Last week, I came across an interesting article by Dr. Ed Jones, vice president of strategic planning for the Institute for Health and Productivity Management, regarding behavioral health in the United States. Perhaps one of the most overlooked areas in healthcare is mental healthcare, especially since regular behavioral health has only recently become a major topic in medicine along with other medical concerns. It seems that the only way to be provided with quality mental health care is to develop a mental illness and find help once a problem has developed, rather than obtain regular behavioral check-ups as one would for physical check-ups.
Jones proposes that the main culprit behind this problem is the underfunding of primary care, which ultimately leads to a lack of structure in primary care. Primary care physicians (PCPs, for short), are essentially the first set of eyes to analyze a patient, leaving PCPs with a lot to look into, but little training to do so properly. PCPs not only deal with ordinary physical illnesses, but are involved in the psychosocial issues of the patient as well.

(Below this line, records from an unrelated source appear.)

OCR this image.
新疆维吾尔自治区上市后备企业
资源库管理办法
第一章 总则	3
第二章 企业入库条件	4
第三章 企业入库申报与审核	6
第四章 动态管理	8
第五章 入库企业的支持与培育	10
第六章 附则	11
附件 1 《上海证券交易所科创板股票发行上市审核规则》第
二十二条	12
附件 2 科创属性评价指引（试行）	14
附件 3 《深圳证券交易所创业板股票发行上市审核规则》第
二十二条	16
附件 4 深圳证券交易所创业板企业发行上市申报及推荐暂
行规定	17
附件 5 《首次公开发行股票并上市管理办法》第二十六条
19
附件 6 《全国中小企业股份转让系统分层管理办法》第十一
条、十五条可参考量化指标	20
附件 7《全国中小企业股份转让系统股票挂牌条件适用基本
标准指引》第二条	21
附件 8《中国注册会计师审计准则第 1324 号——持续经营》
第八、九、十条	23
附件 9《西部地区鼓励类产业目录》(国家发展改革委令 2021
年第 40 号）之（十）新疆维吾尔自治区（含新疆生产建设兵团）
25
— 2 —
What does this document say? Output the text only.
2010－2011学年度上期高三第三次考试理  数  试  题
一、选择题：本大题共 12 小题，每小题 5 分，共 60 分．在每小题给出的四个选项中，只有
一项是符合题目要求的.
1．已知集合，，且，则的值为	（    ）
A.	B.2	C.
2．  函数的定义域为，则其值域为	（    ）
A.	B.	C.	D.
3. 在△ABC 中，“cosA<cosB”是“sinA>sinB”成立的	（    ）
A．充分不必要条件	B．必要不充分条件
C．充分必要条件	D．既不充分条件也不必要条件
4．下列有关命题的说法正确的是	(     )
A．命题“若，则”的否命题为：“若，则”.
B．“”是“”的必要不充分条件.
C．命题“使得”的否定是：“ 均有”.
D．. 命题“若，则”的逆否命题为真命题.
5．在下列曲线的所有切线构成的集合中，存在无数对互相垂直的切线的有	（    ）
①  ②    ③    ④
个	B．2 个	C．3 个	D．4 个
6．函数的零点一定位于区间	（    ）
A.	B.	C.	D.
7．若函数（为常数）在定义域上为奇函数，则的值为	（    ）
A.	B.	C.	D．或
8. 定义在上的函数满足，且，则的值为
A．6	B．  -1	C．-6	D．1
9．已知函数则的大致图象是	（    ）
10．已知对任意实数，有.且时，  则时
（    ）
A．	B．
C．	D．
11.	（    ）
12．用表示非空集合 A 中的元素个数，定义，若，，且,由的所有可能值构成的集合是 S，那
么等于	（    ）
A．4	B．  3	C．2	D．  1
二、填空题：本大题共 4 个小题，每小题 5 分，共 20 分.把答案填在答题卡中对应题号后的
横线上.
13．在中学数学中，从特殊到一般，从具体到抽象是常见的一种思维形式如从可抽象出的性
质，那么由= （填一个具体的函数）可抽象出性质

In order to correctly address the patient’s emotional problems and provide the care that they deserve, PCPs need proper training in order to work with the “chronic medical conditions that drive more than half of the medical costs in the U.S.”. Addressing mental health concerns as early as a primary care physician visit can improve the overall quality of care that each patient receives and will reduce the overall price of the cost of his or her care. As Jones mentions, primary care needs to be led “head first,” focusing on behavioral health, especially since 70% of PCP visits stem from behavioral health problems. However, this cannot happen without the current lack of funding for PCP training in this field.

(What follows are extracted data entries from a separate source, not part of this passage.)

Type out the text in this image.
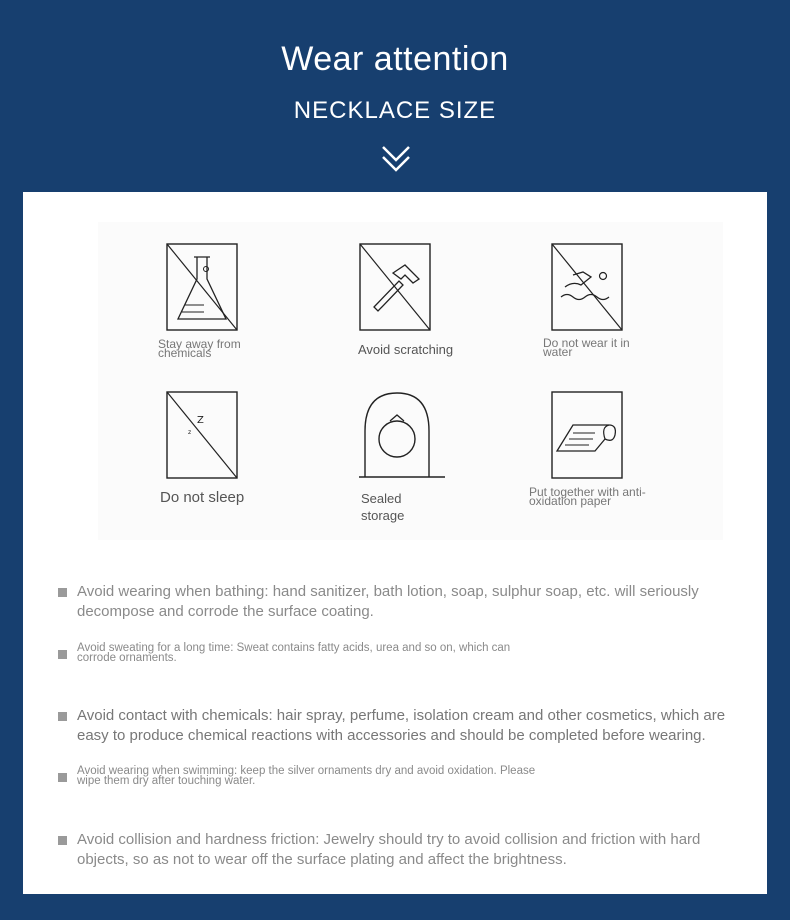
Wear attention
NECKLACE SIZE
Stay away from chemicals	Avoid scratching	Do not wear it in water
Z
z
Do not sleep	Sealed storage
Put together with anti-oxidation paper
Avoid wearing when bathing: hand sanitizer, bath lotion, soap, sulphur soap, etc. will seriously decompose and corrode the surface coating.
Avoid sweating for a long time: Sweat contains fatty acids, urea and so on, which can corrode ornaments.
Avoid contact with chemicals: hair spray, perfume, isolation cream and other cosmetics, which are easy to produce chemical reactions with accessories and should be completed before wearing.
Avoid wearing when swimming: keep the silver ornaments dry and avoid oxidation. Please wipe them dry after touching water.
Avoid collision and hardness friction: Jewelry should try to avoid collision and friction with hard objects, so as not to wear off the surface plating and affect the brightness.
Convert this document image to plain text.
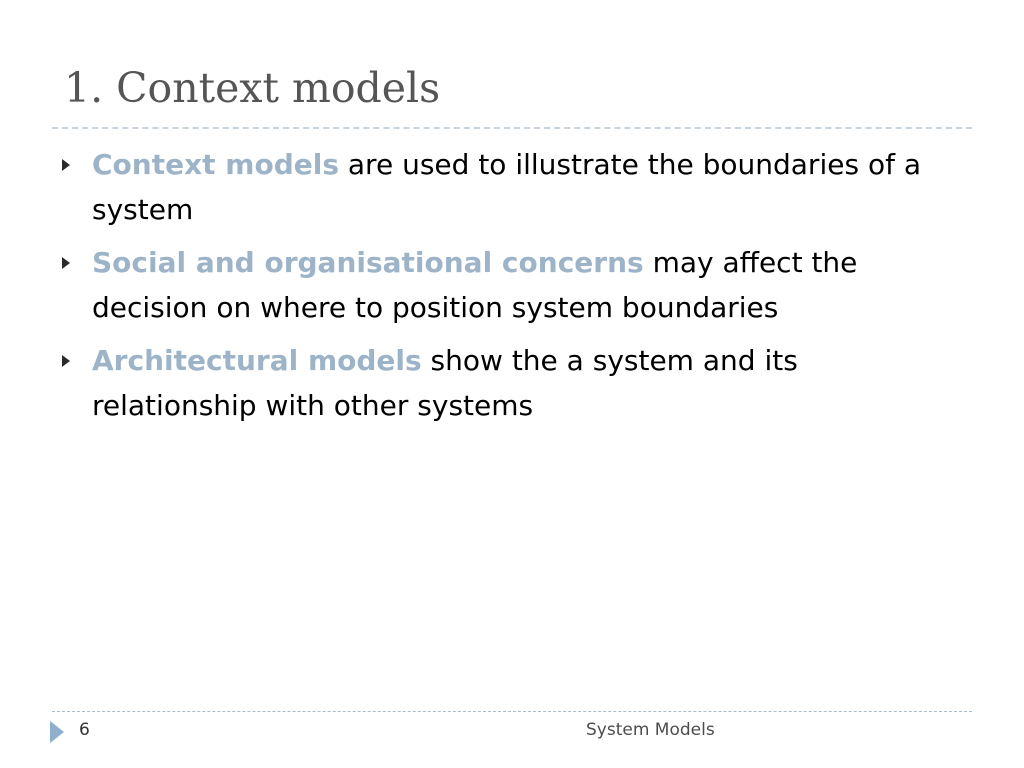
1. Context models
Context models are used to illustrate the boundaries of a system
Social and organisational concerns may affect the decision on where to position system boundaries
Architectural models show the a system and its relationship with other systems
6	System Models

I found this article very enlightening in terms of finding a way to make PCP visits more valuable financially and health-wise. It seems that a PCP visit is always a very ambigious analysis of health, but with the proper training, PCPs could be more critical of the psychoscocial issues of patients. Although I agree that the funding must be improved in order to provide training for PCPs to tackle such issues, I am confused by Jones’ solution for training. It seems to me that team training only fixes the dynamic between doctors, rather than improving the dynamic between an individual patient and doctor. I think team planning/training is a strategic plan for other fields, but does not seem beneficial for medicine. The negative social stigma for mental illnesses must also be changed in order for patients to view behavioral health to be just as important as any other type of care.